Tonight at a ceremony in Oslo, Icelandic director Benedikt Erlingsson became the first director to win the Nordic Council Film Prize for both his first and second feature films.
This year’s winner was Woman At War, with Erlingsson sharing the $53,000 (DKK 350,000) cash prize with co-writer Ólafur Egill Egilsson and his fellow producers Marianne Slot and Carine Leblanc from France’s Slot Machine.
Woman At War, which premiered at Cannes Critics Week and is Iceland’s submission for the foreign-language Oscar race, is about a middle-aged woman who becomes an eco terrorist to try to save Iceland’s highlands, while also juggling her own desire to adopt a child.
The Nordic Council jury said: “In Woman at War, a big, pressing issue is channeled through a big, unrelenting personality. Halla, the vigilante working secretly to preserve the world’s eco-system, is played magnificently yet unfussily by Halldóra Geirharðsdóttir.
”The jury appreciates how he [director Erlingsson] confidently mixes action scenes and intimate moments with atmospheric Verfremdung, placing live musicians in his frames and having them be the interpreters of the moods and feelings of the characters.
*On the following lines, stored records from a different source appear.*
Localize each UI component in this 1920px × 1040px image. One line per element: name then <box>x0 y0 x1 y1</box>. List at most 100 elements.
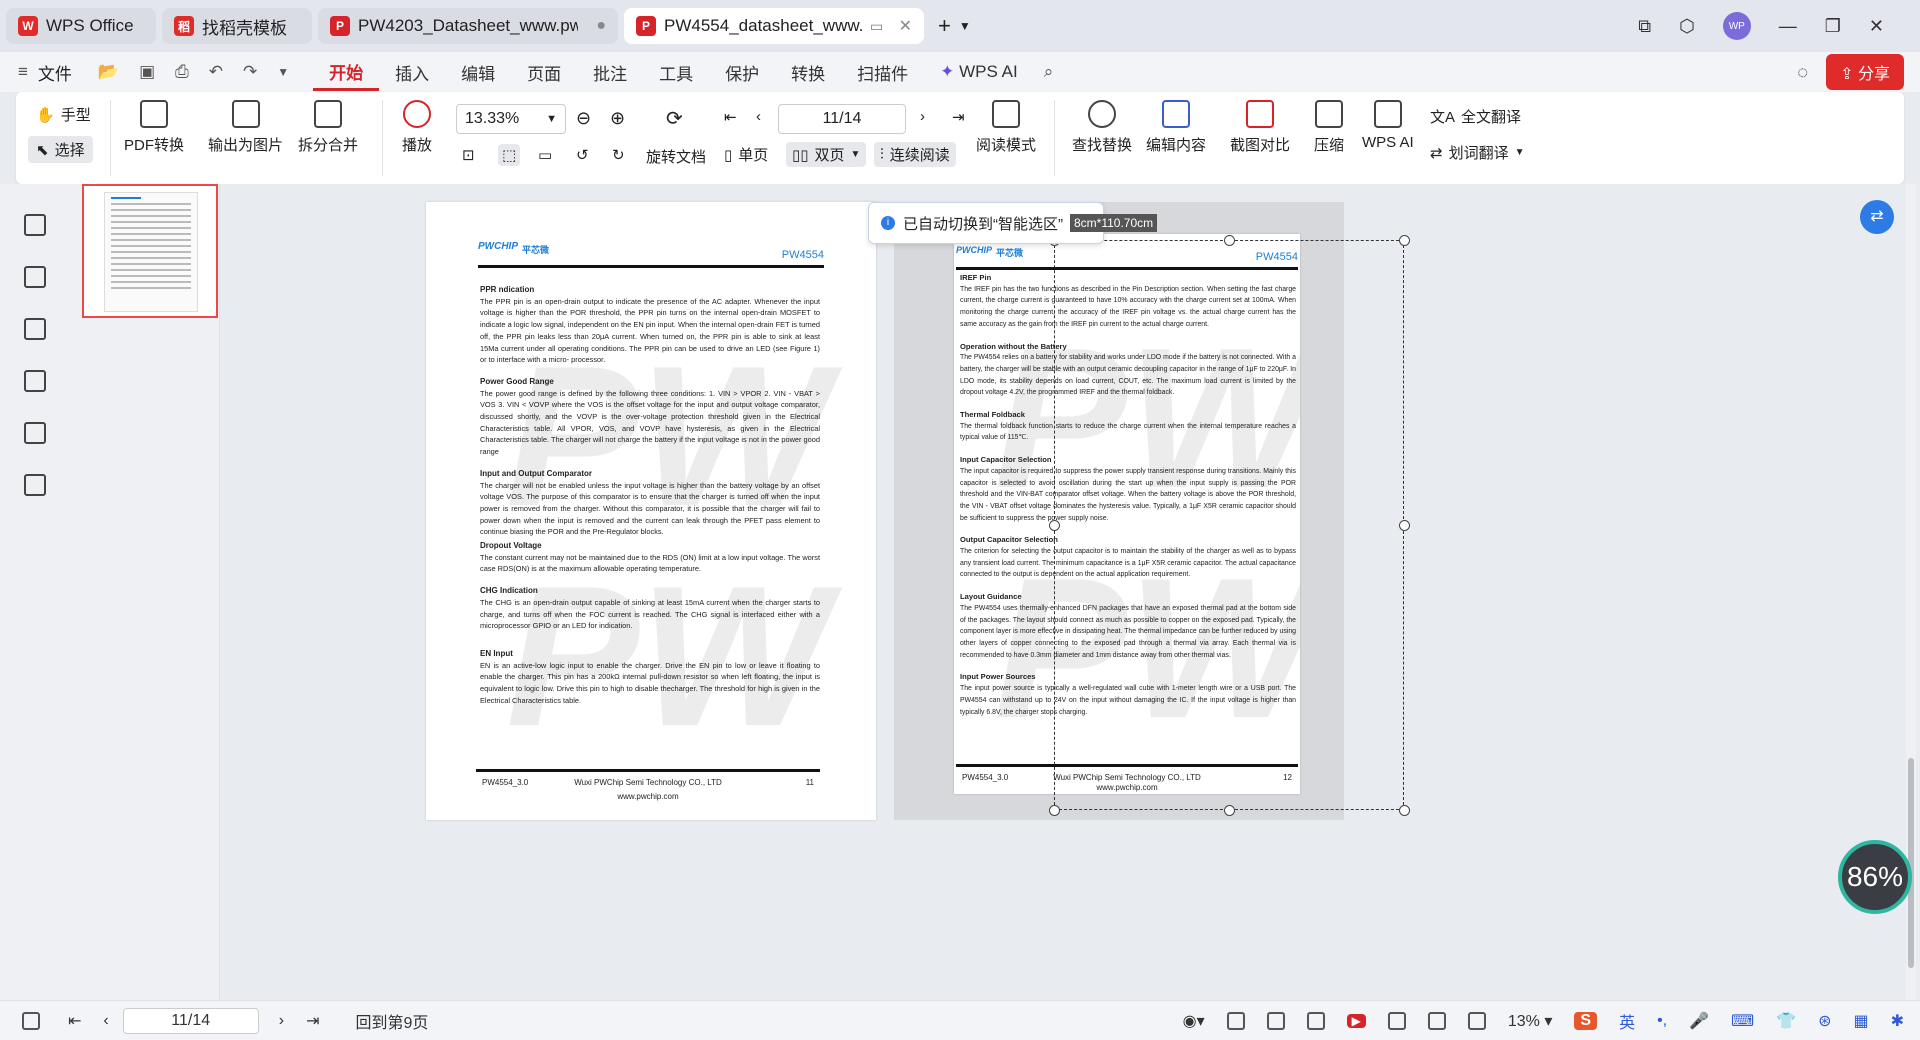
menu-tools[interactable]: 工具 <box>643 60 709 85</box>
edit-content-button[interactable]: 编辑内容 <box>1146 100 1206 155</box>
ime-language[interactable]: 英 <box>1619 1009 1635 1033</box>
resize-handle[interactable] <box>1399 805 1410 816</box>
page-11[interactable]: PW PW PWCHIP 平芯微 PW4554 PPR ndication The… <box>426 202 876 820</box>
menu-annotate[interactable]: 批注 <box>577 60 643 85</box>
shirt-icon[interactable]: 👕 <box>1776 1011 1796 1031</box>
avatar[interactable]: WP <box>1722 12 1751 40</box>
prev-page-icon[interactable]: ‹ <box>103 1012 108 1030</box>
rotate-right-icon[interactable]: ↻ <box>612 146 625 164</box>
menu-convert[interactable]: 转换 <box>775 60 841 85</box>
resize-handle[interactable] <box>1049 805 1060 816</box>
eye-icon[interactable]: ◉▾ <box>1183 1011 1205 1031</box>
settings-icon[interactable]: ✱ <box>1891 1011 1904 1031</box>
tab-pw4554[interactable]: P PW4554_datasheet_www.pv ▭ ✕ <box>624 8 924 44</box>
play-icon[interactable]: ▶ <box>1346 1013 1366 1028</box>
resize-handle[interactable] <box>1399 520 1410 531</box>
read-mode-button[interactable]: 阅读模式 <box>976 100 1036 155</box>
cube-icon[interactable]: ⬡ <box>1679 16 1695 37</box>
ime-logo-icon[interactable]: S <box>1574 1011 1598 1030</box>
tab-wps-office[interactable]: W WPS Office <box>6 8 156 44</box>
resize-handle[interactable] <box>1049 520 1060 531</box>
continuous-read-button[interactable]: ⫶ 连续阅读 <box>874 142 956 167</box>
hand-tool-button[interactable]: ✋ 手型 <box>36 104 91 125</box>
actual-size-icon[interactable]: ⊡ <box>462 146 475 164</box>
export-image-button[interactable]: 输出为图片 <box>208 100 283 155</box>
signature-icon[interactable] <box>24 422 46 444</box>
menu-wps-ai[interactable]: ✦ WPS AI <box>924 62 1034 82</box>
save-icon[interactable]: ▣ <box>139 62 155 82</box>
double-page-button[interactable]: ▯▯ 双页 ▼ <box>786 142 867 167</box>
resize-handle[interactable] <box>1224 235 1235 246</box>
next-page-icon[interactable]: › <box>920 108 925 125</box>
menu-page[interactable]: 页面 <box>511 60 577 85</box>
comment-icon[interactable] <box>24 318 46 340</box>
single-page-button[interactable]: ▯ 单页 <box>724 144 768 165</box>
keyboard-icon[interactable]: ⌨ <box>1731 1011 1754 1031</box>
page-number-input[interactable]: 11/14 <box>778 104 906 134</box>
game-icon[interactable]: ⊛ <box>1818 1011 1831 1031</box>
thumbnail-icon[interactable] <box>24 266 46 288</box>
last-page-icon[interactable]: ⇥ <box>952 108 965 126</box>
chevron-down-icon[interactable]: ▼ <box>277 65 289 79</box>
single-view-icon[interactable] <box>1266 1011 1285 1030</box>
continuous-view-icon[interactable] <box>1226 1011 1245 1030</box>
resize-handle[interactable] <box>1224 805 1235 816</box>
minimize-icon[interactable]: — <box>1779 16 1797 37</box>
wps-ai-button[interactable]: WPS AI <box>1362 100 1414 151</box>
page-thumbnail[interactable] <box>82 184 218 318</box>
menu-insert[interactable]: 插入 <box>379 60 445 85</box>
menu-protect[interactable]: 保护 <box>709 60 775 85</box>
bookmark-icon[interactable] <box>24 214 46 236</box>
rotate-icon[interactable]: ⟳ <box>666 106 683 131</box>
full-translate-button[interactable]: 文A 全文翻译 <box>1430 106 1521 127</box>
chat-icon[interactable]: ◌ <box>1797 62 1808 83</box>
rotate-icon[interactable] <box>1467 1011 1486 1030</box>
performance-gauge[interactable]: 86% <box>1838 840 1912 914</box>
new-tab-icon[interactable]: + <box>938 13 951 39</box>
first-page-icon[interactable]: ⇤ <box>724 108 737 126</box>
print-icon[interactable]: ⎙ <box>175 62 189 82</box>
resize-handle[interactable] <box>1399 235 1410 246</box>
fit-width-icon[interactable] <box>1387 1011 1406 1030</box>
folder-icon[interactable]: 📂 <box>98 62 119 82</box>
menu-start[interactable]: 开始 <box>313 59 380 91</box>
screenshot-compare-button[interactable]: 截图对比 <box>1230 100 1290 155</box>
fit-page-icon[interactable] <box>1427 1011 1446 1030</box>
window-icon[interactable]: ▭ <box>870 18 883 35</box>
rotate-left-icon[interactable]: ↺ <box>576 146 589 164</box>
menu-edit[interactable]: 编辑 <box>445 60 511 85</box>
translate-float-icon[interactable]: ⇄ <box>1860 200 1894 234</box>
share-button[interactable]: ⇪ 分享 <box>1826 54 1904 90</box>
layers-icon[interactable] <box>24 474 46 496</box>
fit-page-icon[interactable]: ⬚ <box>498 144 521 166</box>
status-zoom[interactable]: 13% ▾ <box>1508 1011 1553 1031</box>
tab-pw4203[interactable]: P PW4203_Datasheet_www.pwchi ● <box>318 8 618 44</box>
last-page-icon[interactable]: ⇥ <box>306 1011 319 1031</box>
mic-icon[interactable]: 🎤 <box>1689 1011 1709 1031</box>
play-button[interactable]: 播放 <box>402 100 432 155</box>
grid-icon[interactable]: ▦ <box>1853 1011 1868 1031</box>
search-icon[interactable]: ⌕ <box>1044 62 1054 82</box>
double-view-icon[interactable] <box>1306 1011 1325 1030</box>
word-translate-button[interactable]: ⇄ 划词翻译 ▼ <box>1430 142 1525 163</box>
fit-width-icon[interactable]: ▭ <box>538 146 552 164</box>
undo-icon[interactable]: ↶ <box>209 62 223 82</box>
menu-file[interactable]: 文件 <box>38 60 72 85</box>
find-replace-button[interactable]: 查找替换 <box>1072 100 1132 155</box>
close-icon[interactable]: ✕ <box>899 16 912 36</box>
smart-selection-box[interactable] <box>1054 240 1404 810</box>
pdf-convert-button[interactable]: PDF转换 <box>124 100 184 155</box>
punctuation-icon[interactable]: •, <box>1657 1012 1667 1030</box>
status-page-input[interactable]: 11/14 <box>122 1007 259 1034</box>
back-to-page-link[interactable]: 回到第9页 <box>355 1009 428 1033</box>
redo-icon[interactable]: ↷ <box>243 62 257 82</box>
tab-template[interactable]: 稻 找稻壳模板 <box>162 8 312 44</box>
hamburger-icon[interactable]: ≡ <box>18 62 28 82</box>
sidebar-toggle-icon[interactable] <box>22 1011 40 1030</box>
compress-button[interactable]: 压缩 <box>1314 100 1344 155</box>
select-tool-button[interactable]: ⬉ 选择 <box>28 136 93 163</box>
maximize-icon[interactable]: ❐ <box>1825 16 1841 37</box>
zoom-out-icon[interactable]: ⊖ <box>576 108 591 129</box>
attachment-icon[interactable] <box>24 370 46 392</box>
split-merge-button[interactable]: 拆分合并 <box>298 100 358 155</box>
The result is an exhilarating film.”
Woman At War is Erlingsson’s second fiction feature; his debut Of Horses And Men also won the Nordic Council Film Prize in 2014.
2019 marked the 15th year of the Nordic Council Film Prize - this year’s the other nominees were Winter Brothers, Euthanizer, Thelma and Ravens.
The only other director to have won the award twice before is Thomas Vinterberg, with The Hunt and Submarino.